Much to my surprise and to the delight of friends fishing with me, we “slammed” lots of rainbow trout in the 14-20-inch range on grasshopper patterns last Thursday in the middle of the day. This is typically the slow fishing time on most high desert lakes in late summer. Water temps were not cold, but they were measuring 64 degrees at 1 p.m. that afternoon. This temperature is well within the comfort range of all the trout species that have been stocked into this popular trophy fishery just five minutes from Cody.
The rainbows were not bashful about taking a hopper pattern Thursday. We were wading the shoreline and casting our hopper flies out beyond the weed line when we could find a break in the reeds lining the shore that actually allowed enough room for a cast to be made.

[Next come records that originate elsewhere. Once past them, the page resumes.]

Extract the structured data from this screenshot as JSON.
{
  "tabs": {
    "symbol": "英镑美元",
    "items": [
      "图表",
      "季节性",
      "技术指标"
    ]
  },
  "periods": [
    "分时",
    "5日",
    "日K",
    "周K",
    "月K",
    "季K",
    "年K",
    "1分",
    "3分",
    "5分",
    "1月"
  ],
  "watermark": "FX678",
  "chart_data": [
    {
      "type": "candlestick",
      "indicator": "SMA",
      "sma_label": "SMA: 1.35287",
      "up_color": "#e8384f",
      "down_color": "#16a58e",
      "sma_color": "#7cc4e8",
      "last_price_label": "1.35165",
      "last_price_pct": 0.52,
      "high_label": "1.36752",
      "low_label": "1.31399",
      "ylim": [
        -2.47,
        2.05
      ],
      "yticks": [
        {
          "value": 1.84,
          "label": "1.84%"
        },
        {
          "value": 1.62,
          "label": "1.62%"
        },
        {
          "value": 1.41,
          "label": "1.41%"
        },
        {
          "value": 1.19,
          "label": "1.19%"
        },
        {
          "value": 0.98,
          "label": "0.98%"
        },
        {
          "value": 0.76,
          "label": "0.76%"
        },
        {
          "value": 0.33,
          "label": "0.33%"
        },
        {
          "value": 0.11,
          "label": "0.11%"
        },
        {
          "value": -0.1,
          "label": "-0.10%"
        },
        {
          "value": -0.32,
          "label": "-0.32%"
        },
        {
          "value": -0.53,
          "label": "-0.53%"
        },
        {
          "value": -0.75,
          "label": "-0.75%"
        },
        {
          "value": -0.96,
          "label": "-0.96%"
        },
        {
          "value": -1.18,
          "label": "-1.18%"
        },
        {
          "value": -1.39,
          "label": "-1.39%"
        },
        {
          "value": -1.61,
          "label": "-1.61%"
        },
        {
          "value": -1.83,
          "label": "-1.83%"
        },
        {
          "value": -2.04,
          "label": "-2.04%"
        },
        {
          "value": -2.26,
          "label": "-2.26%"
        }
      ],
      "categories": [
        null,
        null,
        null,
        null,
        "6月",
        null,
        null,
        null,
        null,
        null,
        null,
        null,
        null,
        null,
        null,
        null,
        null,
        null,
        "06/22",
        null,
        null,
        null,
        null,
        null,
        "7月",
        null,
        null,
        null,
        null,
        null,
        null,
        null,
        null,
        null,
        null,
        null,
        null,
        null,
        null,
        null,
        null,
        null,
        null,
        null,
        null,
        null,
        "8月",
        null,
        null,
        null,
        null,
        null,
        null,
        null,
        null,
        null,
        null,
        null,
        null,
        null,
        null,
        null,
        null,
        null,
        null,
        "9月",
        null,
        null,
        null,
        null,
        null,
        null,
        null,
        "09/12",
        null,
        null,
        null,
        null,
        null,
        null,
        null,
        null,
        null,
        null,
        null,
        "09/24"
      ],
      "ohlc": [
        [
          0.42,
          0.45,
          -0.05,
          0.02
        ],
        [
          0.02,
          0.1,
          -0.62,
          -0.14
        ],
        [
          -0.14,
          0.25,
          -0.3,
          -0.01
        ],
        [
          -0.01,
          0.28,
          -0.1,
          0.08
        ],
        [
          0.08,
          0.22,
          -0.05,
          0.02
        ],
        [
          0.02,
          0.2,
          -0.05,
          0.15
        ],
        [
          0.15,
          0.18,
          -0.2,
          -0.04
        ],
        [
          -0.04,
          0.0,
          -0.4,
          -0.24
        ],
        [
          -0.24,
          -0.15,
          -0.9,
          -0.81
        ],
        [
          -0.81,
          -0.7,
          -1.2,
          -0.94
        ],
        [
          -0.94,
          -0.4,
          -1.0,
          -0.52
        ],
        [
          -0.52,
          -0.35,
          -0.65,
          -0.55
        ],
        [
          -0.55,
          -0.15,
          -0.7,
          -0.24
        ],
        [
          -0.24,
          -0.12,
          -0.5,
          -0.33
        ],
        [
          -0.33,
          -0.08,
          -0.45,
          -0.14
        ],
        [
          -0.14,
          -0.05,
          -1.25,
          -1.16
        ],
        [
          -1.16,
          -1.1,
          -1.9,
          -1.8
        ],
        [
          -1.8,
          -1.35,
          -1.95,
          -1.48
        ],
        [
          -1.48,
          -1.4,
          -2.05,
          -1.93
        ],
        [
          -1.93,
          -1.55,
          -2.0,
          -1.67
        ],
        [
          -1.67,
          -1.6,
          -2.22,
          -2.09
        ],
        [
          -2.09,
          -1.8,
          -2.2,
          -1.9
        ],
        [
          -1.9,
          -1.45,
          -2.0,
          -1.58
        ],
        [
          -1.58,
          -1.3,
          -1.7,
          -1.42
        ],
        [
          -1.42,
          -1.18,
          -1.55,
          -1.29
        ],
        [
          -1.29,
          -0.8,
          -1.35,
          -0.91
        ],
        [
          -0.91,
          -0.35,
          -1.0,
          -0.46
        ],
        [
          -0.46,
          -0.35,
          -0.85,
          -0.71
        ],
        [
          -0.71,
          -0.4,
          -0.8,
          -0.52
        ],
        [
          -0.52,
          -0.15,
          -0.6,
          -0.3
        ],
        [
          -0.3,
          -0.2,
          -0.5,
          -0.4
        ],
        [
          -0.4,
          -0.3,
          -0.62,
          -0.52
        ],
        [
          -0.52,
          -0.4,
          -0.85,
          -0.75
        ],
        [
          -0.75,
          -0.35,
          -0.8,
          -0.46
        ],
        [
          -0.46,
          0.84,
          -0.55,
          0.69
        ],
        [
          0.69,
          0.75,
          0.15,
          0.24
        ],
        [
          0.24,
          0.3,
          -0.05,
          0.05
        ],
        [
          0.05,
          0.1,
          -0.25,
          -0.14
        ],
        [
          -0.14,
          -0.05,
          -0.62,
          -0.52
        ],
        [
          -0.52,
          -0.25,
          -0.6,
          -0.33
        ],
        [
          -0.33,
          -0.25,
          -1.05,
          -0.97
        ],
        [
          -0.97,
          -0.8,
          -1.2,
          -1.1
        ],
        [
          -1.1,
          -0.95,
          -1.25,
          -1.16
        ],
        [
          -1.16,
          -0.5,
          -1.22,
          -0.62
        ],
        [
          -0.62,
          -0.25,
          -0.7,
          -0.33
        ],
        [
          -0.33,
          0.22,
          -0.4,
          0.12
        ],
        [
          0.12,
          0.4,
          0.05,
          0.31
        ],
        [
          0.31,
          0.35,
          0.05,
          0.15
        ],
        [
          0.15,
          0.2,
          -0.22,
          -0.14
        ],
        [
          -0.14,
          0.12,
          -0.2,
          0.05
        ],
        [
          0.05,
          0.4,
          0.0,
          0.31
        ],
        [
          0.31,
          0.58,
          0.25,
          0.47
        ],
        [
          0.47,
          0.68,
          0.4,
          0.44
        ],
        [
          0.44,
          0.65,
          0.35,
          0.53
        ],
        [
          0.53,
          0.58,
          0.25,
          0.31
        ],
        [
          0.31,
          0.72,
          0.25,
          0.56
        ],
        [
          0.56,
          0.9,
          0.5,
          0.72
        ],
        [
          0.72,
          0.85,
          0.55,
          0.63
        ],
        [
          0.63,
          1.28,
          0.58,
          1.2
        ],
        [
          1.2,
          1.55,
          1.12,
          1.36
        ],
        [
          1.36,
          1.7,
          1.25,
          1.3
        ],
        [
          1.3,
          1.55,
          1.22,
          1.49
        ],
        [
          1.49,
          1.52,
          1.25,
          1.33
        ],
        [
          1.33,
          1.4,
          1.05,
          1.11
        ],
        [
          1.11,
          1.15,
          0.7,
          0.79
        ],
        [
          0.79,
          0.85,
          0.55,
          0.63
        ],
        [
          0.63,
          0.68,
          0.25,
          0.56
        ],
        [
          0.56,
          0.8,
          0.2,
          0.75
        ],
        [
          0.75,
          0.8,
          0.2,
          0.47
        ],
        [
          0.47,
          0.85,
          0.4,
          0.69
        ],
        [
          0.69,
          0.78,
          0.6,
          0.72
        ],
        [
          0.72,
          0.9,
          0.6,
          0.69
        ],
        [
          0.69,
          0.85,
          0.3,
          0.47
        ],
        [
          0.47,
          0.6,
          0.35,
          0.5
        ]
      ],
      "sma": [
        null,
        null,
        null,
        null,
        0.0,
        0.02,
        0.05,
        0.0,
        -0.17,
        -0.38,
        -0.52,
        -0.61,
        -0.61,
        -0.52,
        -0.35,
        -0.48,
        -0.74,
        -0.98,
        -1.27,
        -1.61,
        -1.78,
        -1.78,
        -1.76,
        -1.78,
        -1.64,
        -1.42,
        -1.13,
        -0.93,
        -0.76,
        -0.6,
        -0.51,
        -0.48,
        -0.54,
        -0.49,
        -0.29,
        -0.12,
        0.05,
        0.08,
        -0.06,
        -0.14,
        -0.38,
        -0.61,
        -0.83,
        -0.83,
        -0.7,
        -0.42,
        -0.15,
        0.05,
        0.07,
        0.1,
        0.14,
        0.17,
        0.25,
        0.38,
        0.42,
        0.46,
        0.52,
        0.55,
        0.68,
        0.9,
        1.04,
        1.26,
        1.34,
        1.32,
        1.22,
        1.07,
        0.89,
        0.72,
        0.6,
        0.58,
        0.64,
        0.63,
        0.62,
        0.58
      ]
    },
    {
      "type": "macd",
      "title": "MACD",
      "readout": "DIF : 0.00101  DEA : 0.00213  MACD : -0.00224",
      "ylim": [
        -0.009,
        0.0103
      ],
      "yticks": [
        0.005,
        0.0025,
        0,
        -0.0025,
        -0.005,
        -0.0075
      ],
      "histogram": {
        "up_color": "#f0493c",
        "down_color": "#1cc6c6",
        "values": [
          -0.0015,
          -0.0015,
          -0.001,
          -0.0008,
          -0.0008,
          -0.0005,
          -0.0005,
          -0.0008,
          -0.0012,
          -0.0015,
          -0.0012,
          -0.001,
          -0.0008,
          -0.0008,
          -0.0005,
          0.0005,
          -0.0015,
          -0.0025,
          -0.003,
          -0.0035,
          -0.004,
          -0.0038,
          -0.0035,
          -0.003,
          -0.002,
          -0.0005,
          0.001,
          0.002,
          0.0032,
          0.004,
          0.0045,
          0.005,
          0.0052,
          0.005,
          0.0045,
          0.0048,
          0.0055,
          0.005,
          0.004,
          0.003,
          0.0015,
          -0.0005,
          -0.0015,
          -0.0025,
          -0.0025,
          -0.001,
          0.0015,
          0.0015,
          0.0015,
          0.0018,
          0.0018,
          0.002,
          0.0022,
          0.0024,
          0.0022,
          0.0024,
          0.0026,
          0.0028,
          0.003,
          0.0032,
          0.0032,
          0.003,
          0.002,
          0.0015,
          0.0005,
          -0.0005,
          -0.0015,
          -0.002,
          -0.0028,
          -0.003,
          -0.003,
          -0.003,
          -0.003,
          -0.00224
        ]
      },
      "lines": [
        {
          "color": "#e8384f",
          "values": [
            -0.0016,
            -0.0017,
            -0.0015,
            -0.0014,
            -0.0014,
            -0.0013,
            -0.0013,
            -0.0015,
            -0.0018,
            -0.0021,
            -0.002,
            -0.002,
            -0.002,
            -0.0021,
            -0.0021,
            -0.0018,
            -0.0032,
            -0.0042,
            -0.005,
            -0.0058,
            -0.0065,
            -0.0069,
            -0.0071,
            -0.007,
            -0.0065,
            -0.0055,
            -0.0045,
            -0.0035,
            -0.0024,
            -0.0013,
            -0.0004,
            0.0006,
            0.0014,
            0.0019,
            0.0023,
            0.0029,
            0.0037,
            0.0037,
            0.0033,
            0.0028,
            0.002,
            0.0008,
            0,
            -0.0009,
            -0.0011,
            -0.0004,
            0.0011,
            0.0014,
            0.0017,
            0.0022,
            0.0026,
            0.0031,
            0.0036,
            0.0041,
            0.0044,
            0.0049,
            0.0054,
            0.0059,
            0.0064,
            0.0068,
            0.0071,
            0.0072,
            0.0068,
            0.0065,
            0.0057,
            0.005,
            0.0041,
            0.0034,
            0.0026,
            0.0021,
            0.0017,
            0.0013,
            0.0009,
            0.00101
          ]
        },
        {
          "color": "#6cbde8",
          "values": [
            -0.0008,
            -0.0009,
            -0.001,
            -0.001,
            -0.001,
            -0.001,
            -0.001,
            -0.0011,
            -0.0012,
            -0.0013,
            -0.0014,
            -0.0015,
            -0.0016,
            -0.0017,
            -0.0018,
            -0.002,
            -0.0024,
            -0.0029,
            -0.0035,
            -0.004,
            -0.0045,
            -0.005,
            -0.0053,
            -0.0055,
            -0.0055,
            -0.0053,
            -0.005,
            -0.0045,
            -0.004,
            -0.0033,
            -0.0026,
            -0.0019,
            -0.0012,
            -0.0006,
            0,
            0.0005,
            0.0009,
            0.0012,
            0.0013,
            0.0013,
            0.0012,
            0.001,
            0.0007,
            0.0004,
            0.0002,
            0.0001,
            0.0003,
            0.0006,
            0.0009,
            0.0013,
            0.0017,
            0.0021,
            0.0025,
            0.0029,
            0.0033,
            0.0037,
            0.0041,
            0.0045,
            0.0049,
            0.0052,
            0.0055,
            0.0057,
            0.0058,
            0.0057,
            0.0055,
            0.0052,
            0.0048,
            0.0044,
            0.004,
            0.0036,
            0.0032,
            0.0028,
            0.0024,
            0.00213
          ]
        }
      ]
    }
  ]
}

When a trout spotted one of our hopper imitations, the reaction can only described as “savage” and could quite easily be compared to a great white shark attacking and eating a seal or sea lion. It seemed the three of us fishing together had a hook-up about every 5 to 10 minutes until our arms fatigued and we decided to call it a day around 4 p.m.
The fishing was so good we decided to forego fishing a local river and head back to the lake because the nighttime temperatures were to drop into the high 40s overnight which would mean the lake temps might drop another degree or two which would further excite the trout. Alas, Friday was our day for a lesson in humility at East Newton. Thursday, we couldn’t miss and had the complete attention of the trout, but Friday brought in a cold front and the trout would have nothing to do with a hopper pattern fished in the surface. To catch trout, we actually had to work at it.
Fortunately, we managed some success with bead head midge pupae patterns like ice cream cones and zebra midges fished 8-10 feet below the surface last Friday. The takes were subtle and certainly not “savage” by any means, but we did catch trout and we did enjoy the tugs and bent rods they provided. We even had a few hopper eats around 2 p.m. to somewhat satisfy our bruised egos. I guess that is why we call it fishing and not catching some days.
In regard to the general health of the rainbows, all were fat and appeared to be in good, if not great, condition with plenty of get-up-and-go when hooked. Only one rainbow that was caught appeared to be in an unhealthy condition. It was 15 inches long, thin, fatigued quickly when hooked and was slow to revive and swim away after being released from the net. Surprisingly, we caught nothing but rainbow trout both days. None of the other species stocked in the lake seemed willing to eat our offerings, nor did we see any while we were wading the shore Thursday, or when rowing around the lake and casting from a boat Friday.